22/322 crash raises concerns about 11/15 work next summer

DAUPHIN, Pa. (WHTM) – A crash on Route 22/322 in Dauphin County early Monday really fowled up the morning commute.

Around 6 a.m. police said a tractor trailer driver lost control in the eastbound lanes just past the Rockville exit in Middle Paxton Township. The tractor trailer, carrying live chickens, ended up on its side and on fire. Chickens crossed the road, but it was no joke.

The crash closed Route 22/322 in both directions.

“Well, getting to work today is pretty much an impossibility,” said Miranda Metz of Middle Paxton Township.

Some people waited it out until the eastbound lanes reopened. Others fought backlogs on Route 11/15.

Next summer, that will not be an option. PennDOT plans to close Route 11/15 near Marysville for 90 days beginning in May. They will clear the rock slopes and do work to prevent rock slides.

“It was constructed in the 1930’s.
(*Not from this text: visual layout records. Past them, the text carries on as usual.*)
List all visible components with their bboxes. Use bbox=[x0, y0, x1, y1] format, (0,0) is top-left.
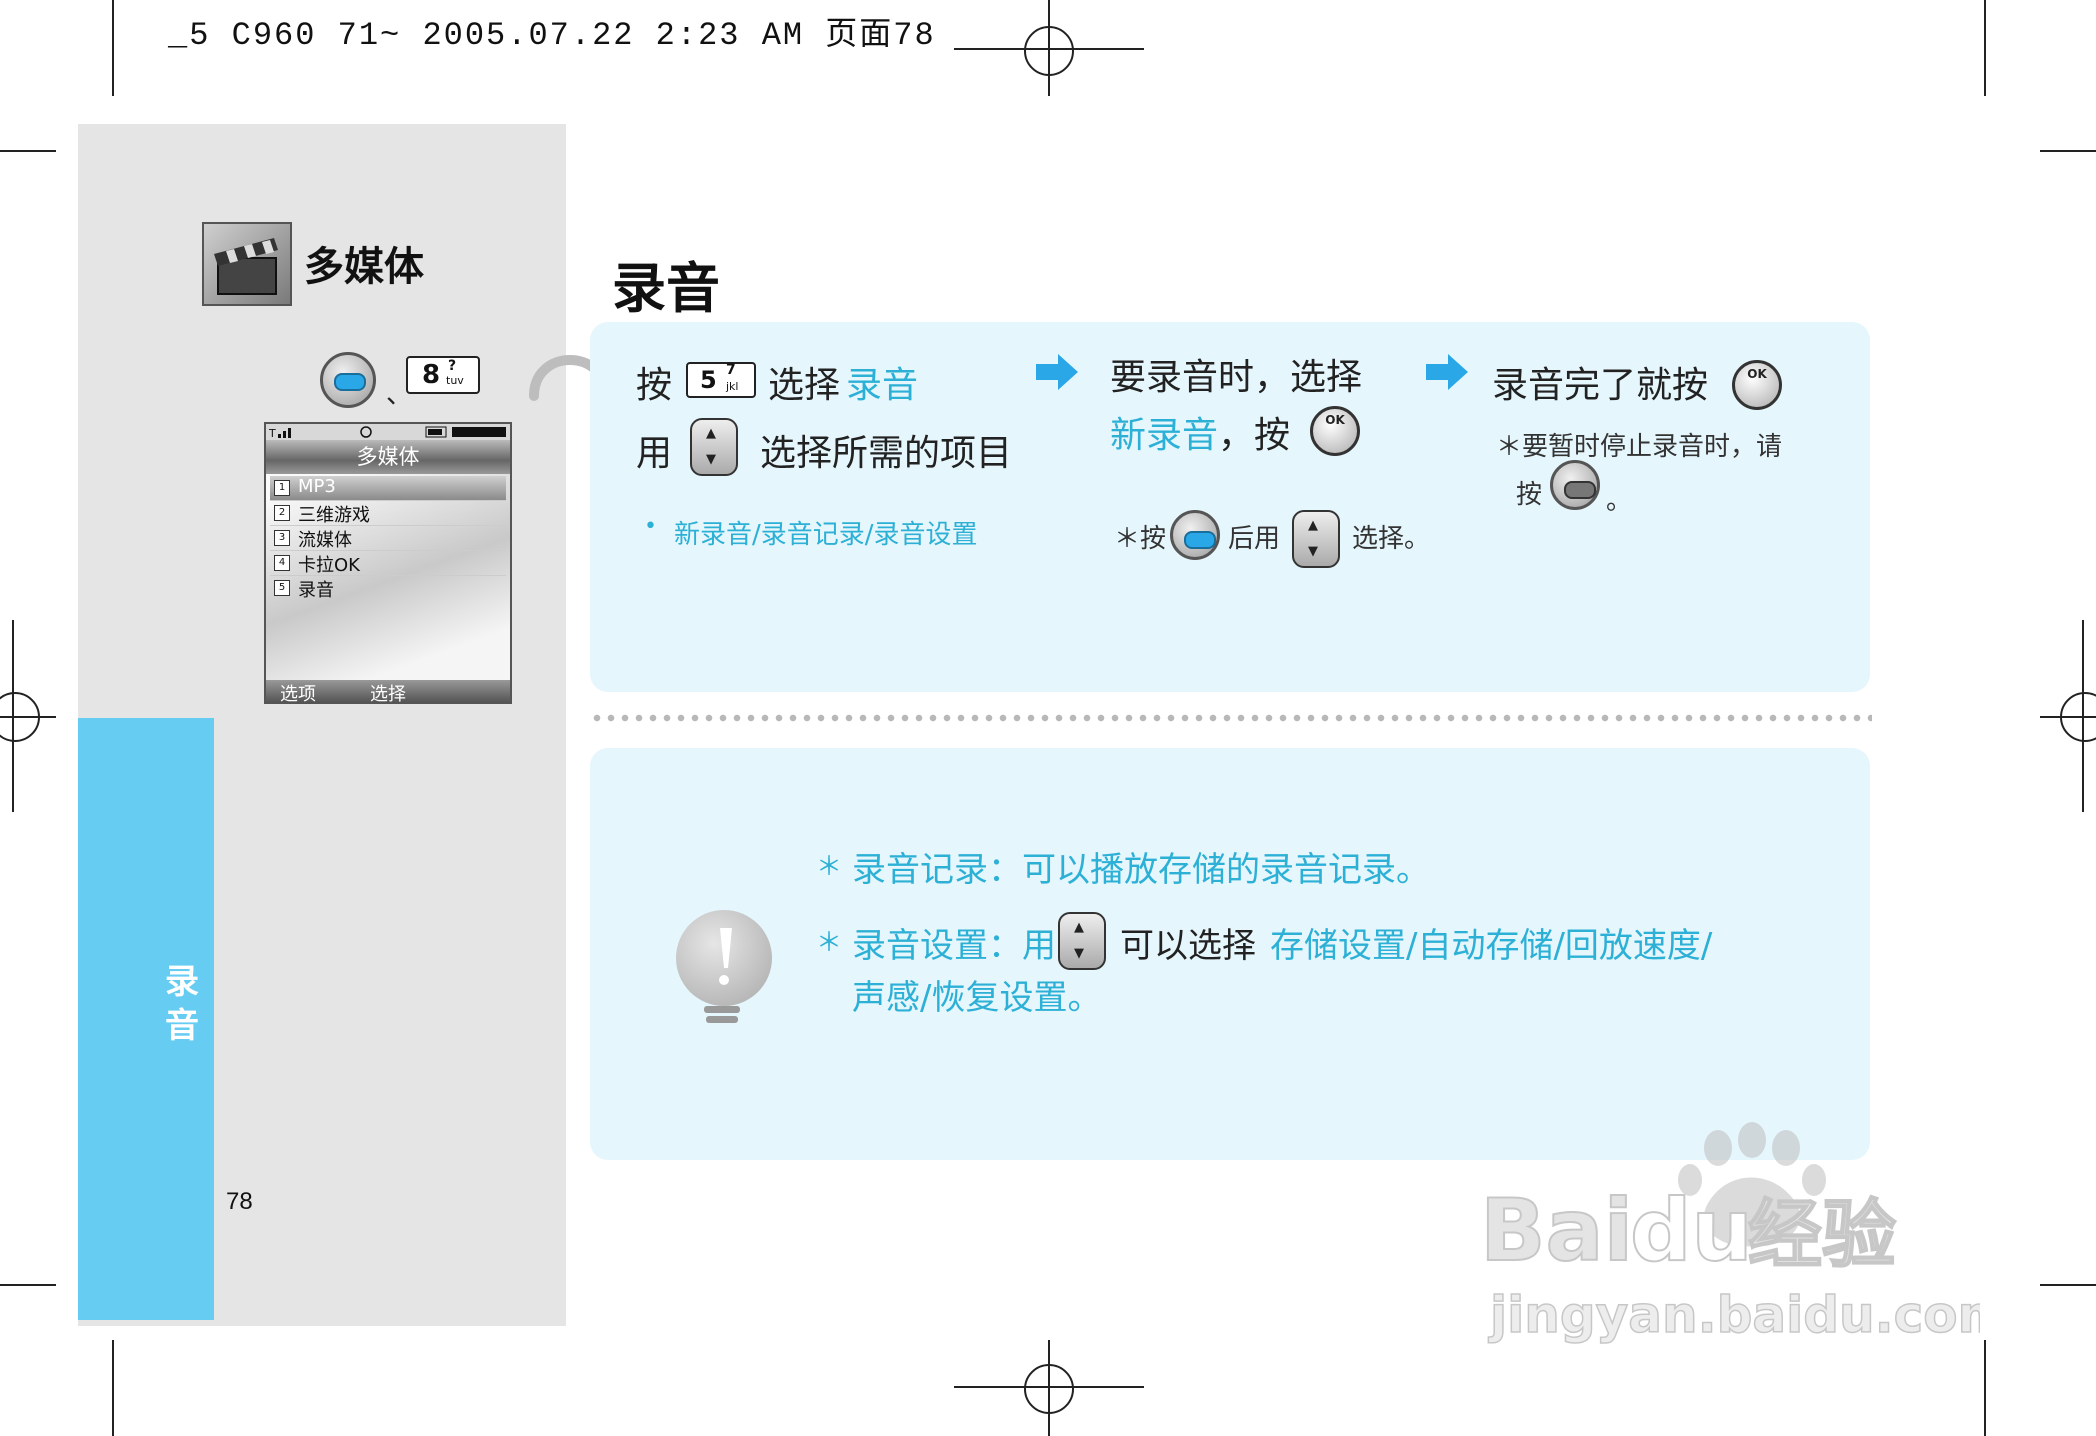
print-header: _5 C960 71~ 2005.07.22 2:23 AM 页面78 bbox=[168, 17, 936, 54]
key-5-icon: 5 7 jkl bbox=[686, 362, 756, 398]
note2-star: ＊ bbox=[816, 928, 843, 958]
step2-line2: ，按 bbox=[1218, 415, 1291, 456]
item-number: 3 bbox=[274, 530, 290, 546]
registration-circle bbox=[1024, 26, 1074, 76]
step2-note-then: 后用 bbox=[1228, 524, 1281, 554]
step3-note1: ＊要暂时停止录音时，请 bbox=[1496, 432, 1783, 462]
nav-key-icon bbox=[1058, 912, 1106, 970]
baidu-watermark: Bai du 经验 jingyan.baidu.com bbox=[1479, 1110, 2010, 1350]
ok-key-icon: OK bbox=[1732, 360, 1782, 410]
watermark-brand: Bai bbox=[1480, 1181, 1633, 1281]
item-label: 三维游戏 bbox=[298, 505, 370, 526]
step1-select-target: 录音 bbox=[846, 365, 919, 406]
key-5-digit: 5 bbox=[700, 366, 717, 394]
menu-title: 多媒体 bbox=[304, 244, 424, 290]
step2-line1: 要录音时，选择 bbox=[1110, 357, 1363, 398]
registration-circle bbox=[1024, 1364, 1074, 1414]
item-label: 录音 bbox=[298, 580, 334, 601]
step3-note3: 。 bbox=[1606, 486, 1633, 516]
section-title: 录音 bbox=[612, 257, 720, 320]
step1-select: 选择 bbox=[768, 365, 841, 406]
clapperboard-icon bbox=[202, 222, 292, 306]
registration-circle bbox=[0, 692, 40, 742]
note2-options: 存储设置/自动存储/回放速度/ bbox=[1270, 926, 1713, 966]
crop-mark bbox=[2040, 150, 2096, 152]
step2-note-press: ＊按 bbox=[1114, 524, 1167, 554]
item-label: 流媒体 bbox=[298, 530, 352, 551]
crop-mark bbox=[1984, 1340, 1986, 1436]
step2-note-select: 选择。 bbox=[1352, 524, 1431, 554]
crop-mark bbox=[112, 0, 114, 96]
phone-menu-item[interactable]: 5 录音 bbox=[270, 576, 506, 601]
item-number: 4 bbox=[274, 555, 290, 571]
note2-line2: 声感/恢复设置。 bbox=[852, 978, 1102, 1018]
key-8-letters: tuv bbox=[446, 374, 464, 387]
key-8-digit: 8 bbox=[422, 360, 441, 390]
item-label: 卡拉OK bbox=[298, 555, 360, 576]
nav-key-icon bbox=[1292, 510, 1340, 568]
menu-key-icon bbox=[320, 352, 376, 408]
note1-star: ＊ bbox=[816, 852, 843, 882]
key-5-symbol: 7 bbox=[726, 362, 736, 378]
phone-menu-item[interactable]: 2 三维游戏 bbox=[270, 501, 506, 526]
chapter-tab-label: 录音 bbox=[165, 962, 199, 1046]
step1-choose: 选择所需的项目 bbox=[760, 433, 1013, 474]
note1-text: 录音记录：可以播放存储的录音记录。 bbox=[852, 850, 1430, 890]
phone-menu-item[interactable]: 4 卡拉OK bbox=[270, 551, 506, 576]
item-number: 1 bbox=[274, 480, 290, 496]
page-number: 78 bbox=[226, 1188, 253, 1215]
phone-screen: T 多媒体 1 MP3 2 三维游戏 3 流媒体 4 卡拉OK 5 录音 选项 选择 bbox=[264, 422, 512, 705]
key-5-letters: jkl bbox=[726, 380, 739, 393]
crop-mark bbox=[0, 150, 56, 152]
item-label: MP3 bbox=[298, 476, 336, 497]
key-8-symbol: ? bbox=[448, 358, 457, 374]
watermark-url: jingyan.baidu.com bbox=[1488, 1286, 1980, 1344]
key-8-icon: 8 ? tuv bbox=[406, 356, 480, 394]
dotted-divider bbox=[590, 714, 1872, 722]
watermark-brand-du: du bbox=[1630, 1181, 1753, 1281]
ok-key-label: OK bbox=[1325, 413, 1345, 427]
step1-use: 用 bbox=[636, 433, 673, 474]
svg-text:T: T bbox=[268, 427, 276, 440]
step1-press: 按 bbox=[636, 365, 673, 406]
status-bar: T bbox=[266, 424, 510, 440]
phone-menu-item[interactable]: 3 流媒体 bbox=[270, 526, 506, 551]
item-number: 2 bbox=[274, 505, 290, 521]
menu-key-icon bbox=[1170, 510, 1220, 560]
crop-mark bbox=[112, 1340, 114, 1436]
crop-mark bbox=[1984, 0, 1986, 96]
step3-note2: 按 bbox=[1516, 480, 1543, 510]
step2-target: 新录音 bbox=[1110, 415, 1219, 456]
item-number: 5 bbox=[274, 580, 290, 596]
crop-mark bbox=[2040, 1284, 2096, 1286]
phone-menu-item[interactable]: 1 MP3 bbox=[270, 476, 506, 501]
note2-mid: 可以选择 bbox=[1120, 926, 1256, 966]
clear-key-icon bbox=[1550, 460, 1600, 510]
arrow-right-icon bbox=[1036, 354, 1078, 390]
watermark-jingyan: 经验 bbox=[1748, 1192, 1896, 1278]
step1-bullet: 新录音/录音记录/录音设置 bbox=[674, 520, 978, 550]
note2-head: 录音设置：用 bbox=[852, 926, 1056, 966]
step3-line1: 录音完了就按 bbox=[1492, 365, 1709, 406]
ok-key-icon: OK bbox=[1310, 406, 1360, 456]
crop-mark bbox=[0, 1284, 56, 1286]
ok-key-label: OK bbox=[1747, 367, 1767, 381]
softkey-right[interactable]: 选择 bbox=[370, 680, 406, 706]
softkey-bar: 选项 选择 bbox=[266, 680, 510, 705]
softkey-left[interactable]: 选项 bbox=[280, 680, 316, 706]
registration-circle bbox=[2060, 692, 2096, 742]
step1-bullet-dot: • bbox=[644, 514, 657, 539]
lightbulb-icon bbox=[676, 910, 772, 1023]
nav-key-icon bbox=[690, 418, 738, 476]
arrow-right-icon bbox=[1426, 354, 1468, 390]
phone-menu-title: 多媒体 bbox=[266, 440, 510, 474]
It’s time we go back there and clean up the slopes and we feel that we have to do that,” said Mike Keiser, district executive for PennDOT. “I wish there was a way we could do it without closing the roadway.”

People who travel through that area often are concerned.

“When they shut down 11/15, too, I’m honestly not even exactly sure what we will do,” Metz said. “Through Halifax to Tower City and back in – by the time you get to do that, that’s an hour-and-a-half to two hours.”

Keiser said if a crash happens on Route 22/322 next summer, they have an incident management plan.

“They’re the what-ifs. Who do you contact? And again coordination with local police, state police,” Keiser said. “Is it something that we can step away from and manage until the peak traffic volumes are off the roadway, and go back and recover the truck at a better time frame so we’re not interfering with commuter traffic?”

PennDOT is also considering shortening the construction time frame.

“Can we do that in 10 weeks? Something like that. Try to get incentives for the contractor to minimize that,” Keiser said. “If there was a problem with the rock slope, we could’ve been in a situation where both of them were closed this morning. I think if you step back and you look at it from that perspective, then you say wow, you really have a problem,” he said.

Drivers seem to understand that.

“I mean, it’s frustrating, but I also understand the situation,” Metz said. “It’s part of the topography of the area.”

Keiser is asking drivers to have patience and to help by using caution.

“We see a lot of folks out there that are making some decisions that you just wonder, hey, you’re trying to get to work a minute quicker,” Keiser said. “Is it really worth it?”